In Google I/O 2013, Google revealed an IDE – Android Studio – especially designed for Android Application Development. That time, it was used by few developers for creating demo applications – nobody wants to share their application which was created using a beta version IDE, there was a possibility for getting stuck in mid of development because of problem(s) created by a beta release IDE.
Now, its been more than a year. And, Android Studio is still in beta phase, undergoing many updates and features are being added.
Things are changing, and developers are now migrating from Eclipse/ADT to Android Studio. Many projects, which were previously created in Eclipse are migrated to Android Studio. All new updated libraries, on GitHub, are now available for Android Studio.
If you search for a problem related to new Android APIs then StackOverflow and related Google Groups are now suggesting solutions based on Android Studio.
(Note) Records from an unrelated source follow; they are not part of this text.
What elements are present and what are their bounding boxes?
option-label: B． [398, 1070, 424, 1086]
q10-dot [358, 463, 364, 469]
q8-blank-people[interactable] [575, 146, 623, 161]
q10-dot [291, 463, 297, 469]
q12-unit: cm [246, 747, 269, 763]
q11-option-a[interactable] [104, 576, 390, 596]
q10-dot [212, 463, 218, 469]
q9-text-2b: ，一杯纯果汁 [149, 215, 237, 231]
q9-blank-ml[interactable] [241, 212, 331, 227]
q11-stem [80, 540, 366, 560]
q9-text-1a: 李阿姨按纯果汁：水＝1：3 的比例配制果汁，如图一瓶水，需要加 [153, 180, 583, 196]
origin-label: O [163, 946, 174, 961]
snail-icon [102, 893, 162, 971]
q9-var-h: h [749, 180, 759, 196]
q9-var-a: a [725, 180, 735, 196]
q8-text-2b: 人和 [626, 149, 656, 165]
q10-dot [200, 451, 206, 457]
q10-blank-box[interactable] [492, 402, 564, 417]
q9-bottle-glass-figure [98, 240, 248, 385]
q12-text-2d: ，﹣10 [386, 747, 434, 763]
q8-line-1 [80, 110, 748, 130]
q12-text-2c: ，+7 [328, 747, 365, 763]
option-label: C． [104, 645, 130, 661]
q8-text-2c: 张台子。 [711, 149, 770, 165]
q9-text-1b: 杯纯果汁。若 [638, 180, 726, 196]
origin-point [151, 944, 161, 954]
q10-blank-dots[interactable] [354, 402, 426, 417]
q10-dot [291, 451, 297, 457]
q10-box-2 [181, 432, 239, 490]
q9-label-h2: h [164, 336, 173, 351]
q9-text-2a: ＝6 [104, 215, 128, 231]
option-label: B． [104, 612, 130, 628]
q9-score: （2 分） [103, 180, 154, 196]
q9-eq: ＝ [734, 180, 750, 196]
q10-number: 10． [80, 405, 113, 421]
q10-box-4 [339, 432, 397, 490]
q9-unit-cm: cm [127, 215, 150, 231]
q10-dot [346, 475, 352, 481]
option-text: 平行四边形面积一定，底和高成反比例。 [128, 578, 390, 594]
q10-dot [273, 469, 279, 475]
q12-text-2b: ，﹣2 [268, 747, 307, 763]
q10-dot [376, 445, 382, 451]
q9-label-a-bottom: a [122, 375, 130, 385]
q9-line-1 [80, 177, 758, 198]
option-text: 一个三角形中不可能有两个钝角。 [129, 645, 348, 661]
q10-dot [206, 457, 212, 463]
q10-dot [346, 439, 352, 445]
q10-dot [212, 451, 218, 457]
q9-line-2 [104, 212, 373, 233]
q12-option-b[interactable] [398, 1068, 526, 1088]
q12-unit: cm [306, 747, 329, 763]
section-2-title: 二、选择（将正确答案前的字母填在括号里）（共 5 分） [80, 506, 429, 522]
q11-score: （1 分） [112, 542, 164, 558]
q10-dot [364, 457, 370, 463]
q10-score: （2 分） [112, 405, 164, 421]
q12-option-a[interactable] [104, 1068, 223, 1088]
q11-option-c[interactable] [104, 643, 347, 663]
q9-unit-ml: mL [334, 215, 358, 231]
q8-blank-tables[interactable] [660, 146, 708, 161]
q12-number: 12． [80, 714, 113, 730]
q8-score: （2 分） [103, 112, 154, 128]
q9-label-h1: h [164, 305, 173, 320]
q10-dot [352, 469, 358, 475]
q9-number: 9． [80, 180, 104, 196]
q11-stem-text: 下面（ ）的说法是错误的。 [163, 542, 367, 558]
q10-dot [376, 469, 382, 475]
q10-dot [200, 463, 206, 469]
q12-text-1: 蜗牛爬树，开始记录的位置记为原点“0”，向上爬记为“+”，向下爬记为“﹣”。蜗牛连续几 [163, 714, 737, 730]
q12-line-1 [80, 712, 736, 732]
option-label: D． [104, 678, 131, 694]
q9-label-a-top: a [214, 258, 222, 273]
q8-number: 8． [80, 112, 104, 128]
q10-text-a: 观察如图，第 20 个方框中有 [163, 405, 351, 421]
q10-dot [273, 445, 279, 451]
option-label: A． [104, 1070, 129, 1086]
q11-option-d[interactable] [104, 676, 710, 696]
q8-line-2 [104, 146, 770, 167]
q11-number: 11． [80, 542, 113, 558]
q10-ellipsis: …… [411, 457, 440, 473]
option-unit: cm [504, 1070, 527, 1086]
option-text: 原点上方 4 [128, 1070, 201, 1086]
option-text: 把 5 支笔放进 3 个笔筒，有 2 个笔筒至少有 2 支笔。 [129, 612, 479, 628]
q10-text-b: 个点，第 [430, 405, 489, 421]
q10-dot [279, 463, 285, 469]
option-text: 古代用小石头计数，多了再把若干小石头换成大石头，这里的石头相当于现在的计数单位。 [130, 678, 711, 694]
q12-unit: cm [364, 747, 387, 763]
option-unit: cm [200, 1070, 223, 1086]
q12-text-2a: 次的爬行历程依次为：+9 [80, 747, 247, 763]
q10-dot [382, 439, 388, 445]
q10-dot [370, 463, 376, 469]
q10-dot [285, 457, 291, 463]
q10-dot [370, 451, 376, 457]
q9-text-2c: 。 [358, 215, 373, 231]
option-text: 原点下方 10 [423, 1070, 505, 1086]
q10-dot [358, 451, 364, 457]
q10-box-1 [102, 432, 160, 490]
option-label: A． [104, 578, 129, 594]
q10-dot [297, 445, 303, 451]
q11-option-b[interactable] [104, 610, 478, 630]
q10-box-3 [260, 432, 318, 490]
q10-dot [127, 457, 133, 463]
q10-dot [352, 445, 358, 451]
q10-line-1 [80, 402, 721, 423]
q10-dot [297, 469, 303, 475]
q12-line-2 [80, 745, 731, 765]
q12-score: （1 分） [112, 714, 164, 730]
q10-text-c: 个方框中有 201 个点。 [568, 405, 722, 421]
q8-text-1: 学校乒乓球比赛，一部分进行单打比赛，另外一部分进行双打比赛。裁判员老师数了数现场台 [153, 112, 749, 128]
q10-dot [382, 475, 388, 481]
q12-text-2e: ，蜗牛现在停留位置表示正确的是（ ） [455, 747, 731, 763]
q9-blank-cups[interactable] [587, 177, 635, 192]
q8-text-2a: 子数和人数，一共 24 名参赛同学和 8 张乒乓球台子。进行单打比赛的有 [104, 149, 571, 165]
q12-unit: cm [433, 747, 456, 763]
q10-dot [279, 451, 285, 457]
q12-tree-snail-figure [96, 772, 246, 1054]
From developers point of view, Android application development must be moved from Eclipse/ADT to Android Studio. It is high time to take initiative to adapt this technology rather than sticking to the previous one. One more clear reason is that with an update of ADT, Eclipse users feel some trouble and it takes huge time resolving that. Now, just think how much trouble have you undergone with this error?
Android ADT version required 20.0.0 and above
Right now, Android Studio is offering many features that Eclipse fails to provide. Some of them are
- Smart Resource Management: Creating layout, string, dimen and other resources are way much easier – done by Alt+<enter>
- Smart Resource Creation: Its easy to create Image Assets for each screen sizes (ldpi, mdpi, hdpi, xhdpi, xxhdpi and its -v variants)
- Smart Coding: Android Studio is based on IntelliJ. And with this, it brings smartness in coding style. It suggests developers for better logic and provide a naming convention based variable names. Replaces resource values with unfriendly @string/some_value
- 9-patch Support: Android Studio is now providing support for 9-patch images inside it. Now, you don’t have to open 9-patch tool separately to create/modify any image
- Smart screen designing: Provides a view where developers can code in XML and see its effect on screen layout in side pane.
- Integrated VCS: Version Controlling System is integrated inside it and keyboard shortcuts are available. So, with few keys developers can sync projects on their respective Git or SVN repository.
- There are many other features which would come handy after using Android Studio.
However, Android Studio have nothing for NDK support. But, as per our research we think Google is waiting to integrate and test the NDK support before releasing the first version of Android Studio.
Android Studio now supports NDK. It can be installed from SDK Manager embedded with Android Studio.
Here is a quick comparison between Android Studio and Eclipse ADT also available at Android Developers official website
So, if you are not using NDK, then switch to Android Studio.